Contrary to what most people believe, oil supply capacity is growing worldwide at such an unprecedented level that it might outpace consumption. This could lead to a glut of overproduction and a steep dip in oil prices.

Based on original, bottom-up, field-by-field analysis of most oil exploration and development projects in the world, this paper suggests that an unrestricted, additional production (the level of production targeted by each single project, according to its schedule, unadjusted for risk) of more than 49 million barrels per day of oil (crude oil and natural gas liquids, or NGLs) is targeted for 2020, the equivalent of more than half the current world production capacity of 93 mbd.

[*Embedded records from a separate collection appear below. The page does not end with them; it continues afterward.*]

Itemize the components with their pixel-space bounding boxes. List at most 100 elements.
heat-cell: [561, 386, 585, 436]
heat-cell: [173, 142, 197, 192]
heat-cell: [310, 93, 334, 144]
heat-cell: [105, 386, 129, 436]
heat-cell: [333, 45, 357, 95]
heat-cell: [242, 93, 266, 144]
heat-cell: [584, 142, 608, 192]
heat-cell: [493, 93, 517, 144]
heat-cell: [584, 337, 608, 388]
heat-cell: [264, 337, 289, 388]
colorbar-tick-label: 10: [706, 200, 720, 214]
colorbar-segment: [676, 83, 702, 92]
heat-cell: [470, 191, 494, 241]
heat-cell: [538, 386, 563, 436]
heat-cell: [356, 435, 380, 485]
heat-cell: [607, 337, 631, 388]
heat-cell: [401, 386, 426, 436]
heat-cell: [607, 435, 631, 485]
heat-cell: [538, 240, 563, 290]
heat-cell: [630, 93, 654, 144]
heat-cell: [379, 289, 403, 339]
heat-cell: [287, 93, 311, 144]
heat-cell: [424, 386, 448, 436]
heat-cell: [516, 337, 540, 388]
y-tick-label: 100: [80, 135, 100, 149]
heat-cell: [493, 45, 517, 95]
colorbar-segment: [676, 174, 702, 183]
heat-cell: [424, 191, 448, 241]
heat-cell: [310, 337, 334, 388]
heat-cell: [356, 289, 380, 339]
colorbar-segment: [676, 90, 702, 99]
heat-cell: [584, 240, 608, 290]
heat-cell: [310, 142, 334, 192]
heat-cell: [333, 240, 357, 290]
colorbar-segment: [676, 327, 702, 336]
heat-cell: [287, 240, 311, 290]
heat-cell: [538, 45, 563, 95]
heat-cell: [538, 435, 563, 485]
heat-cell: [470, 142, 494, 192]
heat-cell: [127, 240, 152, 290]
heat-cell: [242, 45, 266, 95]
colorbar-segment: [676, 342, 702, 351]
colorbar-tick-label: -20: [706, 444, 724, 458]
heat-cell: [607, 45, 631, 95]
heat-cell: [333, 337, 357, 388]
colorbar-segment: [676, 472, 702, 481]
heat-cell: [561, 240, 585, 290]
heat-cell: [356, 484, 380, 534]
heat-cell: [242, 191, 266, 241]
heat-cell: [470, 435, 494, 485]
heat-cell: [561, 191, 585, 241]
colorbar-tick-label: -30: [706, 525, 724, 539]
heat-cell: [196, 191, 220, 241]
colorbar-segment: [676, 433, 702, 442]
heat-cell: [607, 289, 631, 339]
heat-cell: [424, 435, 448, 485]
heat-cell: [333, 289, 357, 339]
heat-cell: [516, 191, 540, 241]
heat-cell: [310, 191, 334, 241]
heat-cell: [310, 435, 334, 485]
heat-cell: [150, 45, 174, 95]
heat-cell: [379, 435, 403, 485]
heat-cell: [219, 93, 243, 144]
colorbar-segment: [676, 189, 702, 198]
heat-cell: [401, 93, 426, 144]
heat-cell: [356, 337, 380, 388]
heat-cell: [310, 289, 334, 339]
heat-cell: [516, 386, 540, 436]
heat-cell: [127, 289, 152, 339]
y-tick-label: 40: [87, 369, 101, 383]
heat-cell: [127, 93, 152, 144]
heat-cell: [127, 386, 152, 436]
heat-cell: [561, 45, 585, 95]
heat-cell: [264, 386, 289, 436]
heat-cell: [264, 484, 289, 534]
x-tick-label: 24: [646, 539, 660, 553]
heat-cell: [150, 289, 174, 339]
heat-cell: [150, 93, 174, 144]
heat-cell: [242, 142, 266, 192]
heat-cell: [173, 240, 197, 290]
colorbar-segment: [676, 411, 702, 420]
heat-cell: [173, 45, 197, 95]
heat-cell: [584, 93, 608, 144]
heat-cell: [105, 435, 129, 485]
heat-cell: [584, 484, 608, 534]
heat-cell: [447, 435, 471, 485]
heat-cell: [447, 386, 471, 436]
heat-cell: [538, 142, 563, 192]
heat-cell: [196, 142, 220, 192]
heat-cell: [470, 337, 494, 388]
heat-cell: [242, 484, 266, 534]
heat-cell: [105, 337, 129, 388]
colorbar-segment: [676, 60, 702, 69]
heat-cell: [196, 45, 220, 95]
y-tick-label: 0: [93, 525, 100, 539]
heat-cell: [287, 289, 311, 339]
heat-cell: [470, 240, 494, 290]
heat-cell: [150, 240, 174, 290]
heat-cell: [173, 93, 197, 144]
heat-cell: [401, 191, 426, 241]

After adjusting this substantial figure considering the risk factors affecting the actual accomplishment of the projects on a country-by-country basis, the additional production that could come by 2020 is about 29 mbd. Factoring in depletion rates of currently producing oilfields and their “reserve growth” (the estimated increases in crude oil, natural gas, and natural gas liquids that could be added to existing reserves through extension, revision, improved recovery efficiency, and the discovery of new pools or reservoirs), the net additional production capacity by 2020 could be 17.6 mbd, yielding a world oil production capacity of 110.6 mbd by that date – as shown in Figure 1. This would represent the most significant increase in any decade since the 1980s.

And, if anything, Maugeri is under-selling the potential.  He includes shale oil (like that found in the Bakken and Eagle Ford formations) but not oil shale -the massive kerogen resources found primarily in Utah and Colorado.  As discussed earlier this week, this is a non-controversial choice by Maugeri because processing oil shale presents particular economic and environmental challenges.   However, I believe that we are as close to solving those problems now as we were with shale oil a decade ago; and, if the oil shale problem is engineered to a solution, then the United States will become – at once – the worlds largest consumer, producer and exporter of petroleum products.